XIIIe s. Car ele n'ot nouvele qui en mal ne se mue, Berte, LXXX. Note que fort chose est mouer consentement, Liv. de just. 184. [Il] plus avoit d'orguel en lui que n'ot Nobugodosor, qui par son orguel fu mués VII ans en bieste, Ch. de Rains, p. 98. Li tens qui tote chose mue, Qui tout fait croistre et tout norist, Et qui tout use et tout porrist, la Rose, 380.

XVe s. Quand le roi Philippe vit les Anglois, le sang lui mua, car il les heoit, Froissart, I, I, 287. Les dieux et les deesses à leur plaisance muoient les hommes en bestes et en oiseaux, Froissart, II, III, 14. Et ceulx là sont incontinent muez d'amour en hayne et de hayne en amour, Commines, I, 16.

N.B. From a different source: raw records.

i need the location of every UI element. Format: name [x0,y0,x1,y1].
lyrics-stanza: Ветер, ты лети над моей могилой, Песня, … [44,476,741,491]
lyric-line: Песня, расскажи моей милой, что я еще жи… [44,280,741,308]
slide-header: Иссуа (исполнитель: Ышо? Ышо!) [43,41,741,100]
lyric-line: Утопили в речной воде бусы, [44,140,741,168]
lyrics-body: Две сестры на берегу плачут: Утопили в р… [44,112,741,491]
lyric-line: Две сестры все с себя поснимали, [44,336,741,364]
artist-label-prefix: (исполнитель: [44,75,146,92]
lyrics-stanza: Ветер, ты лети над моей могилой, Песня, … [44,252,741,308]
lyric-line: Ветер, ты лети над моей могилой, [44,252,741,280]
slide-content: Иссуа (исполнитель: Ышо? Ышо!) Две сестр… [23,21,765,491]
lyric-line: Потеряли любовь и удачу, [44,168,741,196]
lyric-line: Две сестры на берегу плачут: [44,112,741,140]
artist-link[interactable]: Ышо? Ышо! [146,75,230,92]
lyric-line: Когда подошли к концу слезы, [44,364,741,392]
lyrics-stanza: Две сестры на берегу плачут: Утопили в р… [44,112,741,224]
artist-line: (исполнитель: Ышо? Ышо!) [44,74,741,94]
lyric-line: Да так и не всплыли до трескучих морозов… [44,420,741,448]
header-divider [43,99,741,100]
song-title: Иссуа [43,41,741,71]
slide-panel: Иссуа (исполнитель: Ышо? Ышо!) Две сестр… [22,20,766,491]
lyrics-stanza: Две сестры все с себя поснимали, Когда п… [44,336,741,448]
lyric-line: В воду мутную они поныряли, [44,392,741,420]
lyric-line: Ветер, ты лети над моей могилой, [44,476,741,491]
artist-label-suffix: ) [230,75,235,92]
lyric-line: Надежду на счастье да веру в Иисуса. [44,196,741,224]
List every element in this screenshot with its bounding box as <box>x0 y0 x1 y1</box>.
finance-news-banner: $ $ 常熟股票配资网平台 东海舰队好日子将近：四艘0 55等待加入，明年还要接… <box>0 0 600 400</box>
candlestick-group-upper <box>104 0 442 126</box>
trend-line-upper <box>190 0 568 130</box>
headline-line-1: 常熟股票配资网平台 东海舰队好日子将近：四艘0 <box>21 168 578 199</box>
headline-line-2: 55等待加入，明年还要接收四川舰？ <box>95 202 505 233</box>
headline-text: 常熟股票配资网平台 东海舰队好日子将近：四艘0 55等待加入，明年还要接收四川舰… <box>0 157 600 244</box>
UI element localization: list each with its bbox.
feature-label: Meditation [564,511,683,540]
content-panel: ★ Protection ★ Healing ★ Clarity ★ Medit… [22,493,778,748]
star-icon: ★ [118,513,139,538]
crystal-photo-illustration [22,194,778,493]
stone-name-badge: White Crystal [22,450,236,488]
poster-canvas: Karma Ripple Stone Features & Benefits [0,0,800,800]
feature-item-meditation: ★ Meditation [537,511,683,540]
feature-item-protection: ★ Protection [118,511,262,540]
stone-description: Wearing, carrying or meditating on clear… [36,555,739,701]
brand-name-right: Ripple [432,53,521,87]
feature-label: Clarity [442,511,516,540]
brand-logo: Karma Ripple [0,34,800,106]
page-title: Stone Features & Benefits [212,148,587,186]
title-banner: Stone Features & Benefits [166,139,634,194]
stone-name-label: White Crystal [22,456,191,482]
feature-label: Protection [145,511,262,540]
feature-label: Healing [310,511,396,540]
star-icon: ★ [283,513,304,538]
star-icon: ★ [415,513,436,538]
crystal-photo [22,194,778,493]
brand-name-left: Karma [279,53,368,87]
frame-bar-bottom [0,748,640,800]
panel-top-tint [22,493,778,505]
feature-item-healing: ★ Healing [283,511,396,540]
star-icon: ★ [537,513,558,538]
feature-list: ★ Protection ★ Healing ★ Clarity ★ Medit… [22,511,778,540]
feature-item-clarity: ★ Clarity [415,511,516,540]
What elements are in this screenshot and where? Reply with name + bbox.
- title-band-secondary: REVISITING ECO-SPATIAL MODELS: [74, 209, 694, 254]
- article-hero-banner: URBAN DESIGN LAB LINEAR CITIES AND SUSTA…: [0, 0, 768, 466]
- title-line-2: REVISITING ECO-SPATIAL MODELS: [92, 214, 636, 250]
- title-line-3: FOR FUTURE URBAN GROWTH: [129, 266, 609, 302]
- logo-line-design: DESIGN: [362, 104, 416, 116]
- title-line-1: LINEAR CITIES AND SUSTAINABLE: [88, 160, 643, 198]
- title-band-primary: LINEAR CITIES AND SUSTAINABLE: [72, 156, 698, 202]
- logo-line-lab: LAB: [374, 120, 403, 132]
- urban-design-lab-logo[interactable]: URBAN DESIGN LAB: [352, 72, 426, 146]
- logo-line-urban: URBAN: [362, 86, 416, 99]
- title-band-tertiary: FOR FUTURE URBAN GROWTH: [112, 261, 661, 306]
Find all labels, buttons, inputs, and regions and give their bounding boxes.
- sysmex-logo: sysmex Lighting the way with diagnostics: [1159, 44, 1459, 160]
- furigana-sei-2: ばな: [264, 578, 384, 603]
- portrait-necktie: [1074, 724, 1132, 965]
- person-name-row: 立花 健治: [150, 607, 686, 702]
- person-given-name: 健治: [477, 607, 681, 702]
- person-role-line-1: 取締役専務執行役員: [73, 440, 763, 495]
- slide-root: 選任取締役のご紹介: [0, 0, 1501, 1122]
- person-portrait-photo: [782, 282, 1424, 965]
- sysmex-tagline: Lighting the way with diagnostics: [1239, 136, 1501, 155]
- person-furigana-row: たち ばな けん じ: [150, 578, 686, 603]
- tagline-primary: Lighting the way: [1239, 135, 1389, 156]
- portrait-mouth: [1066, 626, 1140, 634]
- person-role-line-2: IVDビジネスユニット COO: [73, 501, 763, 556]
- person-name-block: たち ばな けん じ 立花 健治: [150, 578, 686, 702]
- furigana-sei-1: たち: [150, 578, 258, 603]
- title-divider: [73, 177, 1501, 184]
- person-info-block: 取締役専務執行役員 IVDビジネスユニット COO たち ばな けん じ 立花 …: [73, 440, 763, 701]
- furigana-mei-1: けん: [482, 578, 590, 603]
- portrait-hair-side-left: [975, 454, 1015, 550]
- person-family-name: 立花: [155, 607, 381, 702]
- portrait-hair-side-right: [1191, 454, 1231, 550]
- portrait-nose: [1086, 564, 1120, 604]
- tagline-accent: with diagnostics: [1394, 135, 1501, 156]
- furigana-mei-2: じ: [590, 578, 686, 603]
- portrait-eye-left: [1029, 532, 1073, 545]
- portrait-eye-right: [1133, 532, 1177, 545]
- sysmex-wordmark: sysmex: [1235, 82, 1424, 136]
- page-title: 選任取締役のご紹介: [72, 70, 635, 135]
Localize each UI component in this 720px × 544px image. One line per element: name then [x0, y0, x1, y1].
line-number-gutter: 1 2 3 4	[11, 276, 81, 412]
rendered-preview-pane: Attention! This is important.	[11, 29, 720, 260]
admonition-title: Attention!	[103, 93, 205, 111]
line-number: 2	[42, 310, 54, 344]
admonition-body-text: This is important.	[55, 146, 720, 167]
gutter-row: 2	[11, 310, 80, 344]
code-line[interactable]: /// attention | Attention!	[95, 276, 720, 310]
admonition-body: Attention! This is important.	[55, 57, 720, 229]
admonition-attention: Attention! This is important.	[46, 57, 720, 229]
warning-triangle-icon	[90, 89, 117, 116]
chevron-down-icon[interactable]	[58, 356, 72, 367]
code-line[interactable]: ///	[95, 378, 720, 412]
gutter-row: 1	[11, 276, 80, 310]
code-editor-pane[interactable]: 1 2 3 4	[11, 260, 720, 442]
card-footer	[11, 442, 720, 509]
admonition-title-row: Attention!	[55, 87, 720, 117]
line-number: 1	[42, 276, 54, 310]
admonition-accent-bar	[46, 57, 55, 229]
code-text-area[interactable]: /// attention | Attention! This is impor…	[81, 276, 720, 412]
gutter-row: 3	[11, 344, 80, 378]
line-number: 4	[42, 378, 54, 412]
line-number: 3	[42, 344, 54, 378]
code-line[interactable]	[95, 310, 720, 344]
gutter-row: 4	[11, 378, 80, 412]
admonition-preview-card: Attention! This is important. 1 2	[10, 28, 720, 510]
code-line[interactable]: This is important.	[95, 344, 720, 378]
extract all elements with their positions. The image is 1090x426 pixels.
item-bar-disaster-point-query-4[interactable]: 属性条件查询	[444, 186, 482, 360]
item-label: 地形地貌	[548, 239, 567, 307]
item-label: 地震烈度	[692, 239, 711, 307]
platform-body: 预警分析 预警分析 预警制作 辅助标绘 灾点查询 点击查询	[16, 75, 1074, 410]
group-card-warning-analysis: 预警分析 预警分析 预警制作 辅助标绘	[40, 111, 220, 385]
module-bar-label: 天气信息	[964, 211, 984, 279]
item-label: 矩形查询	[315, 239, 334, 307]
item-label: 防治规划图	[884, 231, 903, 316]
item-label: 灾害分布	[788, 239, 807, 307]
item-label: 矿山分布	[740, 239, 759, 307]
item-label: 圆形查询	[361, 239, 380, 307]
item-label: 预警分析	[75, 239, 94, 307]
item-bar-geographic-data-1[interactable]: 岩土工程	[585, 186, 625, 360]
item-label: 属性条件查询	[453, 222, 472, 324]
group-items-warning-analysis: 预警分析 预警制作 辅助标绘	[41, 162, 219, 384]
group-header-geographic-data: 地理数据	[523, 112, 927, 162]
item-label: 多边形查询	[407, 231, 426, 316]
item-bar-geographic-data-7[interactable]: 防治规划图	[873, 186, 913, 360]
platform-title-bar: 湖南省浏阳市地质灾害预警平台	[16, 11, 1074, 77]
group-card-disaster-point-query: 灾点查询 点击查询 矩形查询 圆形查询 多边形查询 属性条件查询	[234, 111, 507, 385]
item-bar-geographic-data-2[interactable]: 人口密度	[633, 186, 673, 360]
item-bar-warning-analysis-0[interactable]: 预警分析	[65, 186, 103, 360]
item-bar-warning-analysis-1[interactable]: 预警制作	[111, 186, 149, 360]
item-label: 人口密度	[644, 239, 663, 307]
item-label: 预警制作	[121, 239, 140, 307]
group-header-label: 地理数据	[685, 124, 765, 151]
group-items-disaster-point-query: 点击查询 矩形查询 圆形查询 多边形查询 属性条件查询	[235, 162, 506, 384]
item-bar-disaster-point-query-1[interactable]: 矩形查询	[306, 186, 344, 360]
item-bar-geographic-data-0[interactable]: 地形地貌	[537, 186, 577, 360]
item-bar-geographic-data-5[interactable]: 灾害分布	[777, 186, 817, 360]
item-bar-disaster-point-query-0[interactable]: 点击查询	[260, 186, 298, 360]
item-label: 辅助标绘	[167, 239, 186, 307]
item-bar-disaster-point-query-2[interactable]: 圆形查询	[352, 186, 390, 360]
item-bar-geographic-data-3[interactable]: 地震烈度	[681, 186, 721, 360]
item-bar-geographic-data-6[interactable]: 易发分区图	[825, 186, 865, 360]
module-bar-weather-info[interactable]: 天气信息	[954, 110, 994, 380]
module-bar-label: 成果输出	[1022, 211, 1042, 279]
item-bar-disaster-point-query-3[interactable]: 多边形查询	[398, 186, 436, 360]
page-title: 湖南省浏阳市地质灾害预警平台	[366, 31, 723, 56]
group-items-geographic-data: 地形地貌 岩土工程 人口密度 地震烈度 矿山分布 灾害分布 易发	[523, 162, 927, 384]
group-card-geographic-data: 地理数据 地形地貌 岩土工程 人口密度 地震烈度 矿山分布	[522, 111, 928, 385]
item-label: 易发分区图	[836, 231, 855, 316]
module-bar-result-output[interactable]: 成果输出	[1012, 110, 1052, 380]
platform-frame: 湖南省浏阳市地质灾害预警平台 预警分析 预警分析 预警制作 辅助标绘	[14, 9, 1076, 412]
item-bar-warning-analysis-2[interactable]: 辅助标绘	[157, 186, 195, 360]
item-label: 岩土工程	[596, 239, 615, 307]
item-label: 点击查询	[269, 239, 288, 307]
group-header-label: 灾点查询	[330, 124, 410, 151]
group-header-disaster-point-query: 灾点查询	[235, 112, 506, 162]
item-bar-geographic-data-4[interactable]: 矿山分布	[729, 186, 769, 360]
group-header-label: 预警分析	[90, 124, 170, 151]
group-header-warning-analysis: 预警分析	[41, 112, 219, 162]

XVIe s. La voix se mue et grossist si tost que le garçon se rue au jeu d'amour, Paré, VI, 18. La maladie des magneaux [vers à soie] se recognoist à la teste, qui s'enfle lorsqu'ils veulent muer, De Serres, 481. Cueur feminin se mue, et prend son cours, Comme la lune estant en son decours, Marot, J. V, 250. Je fourvoye, je ruse muant de lieu, d'occupation, Montaigne, III, 299. Quand ils [les cerfs] cherchent à se donner du bon temps pour se defaire du mauvais qu'ils ont eu durant l'hiver, la premiere chose qu'ils font, c'est de muer leur teste, Charles IX, Chasse royale, ch. IV. Muons de chance, Rabelais, III, 26.

ÉTYMOLOGIE

Wallon, mouwer ; namur. muwer ; prov. et esp. mudar ; ital. mutare ; du lat. mutare, changer. Mutare est moitare, voy. le grec μοῖτος, mutuel, et est de même radical que mutuus (voy. MUTUEL).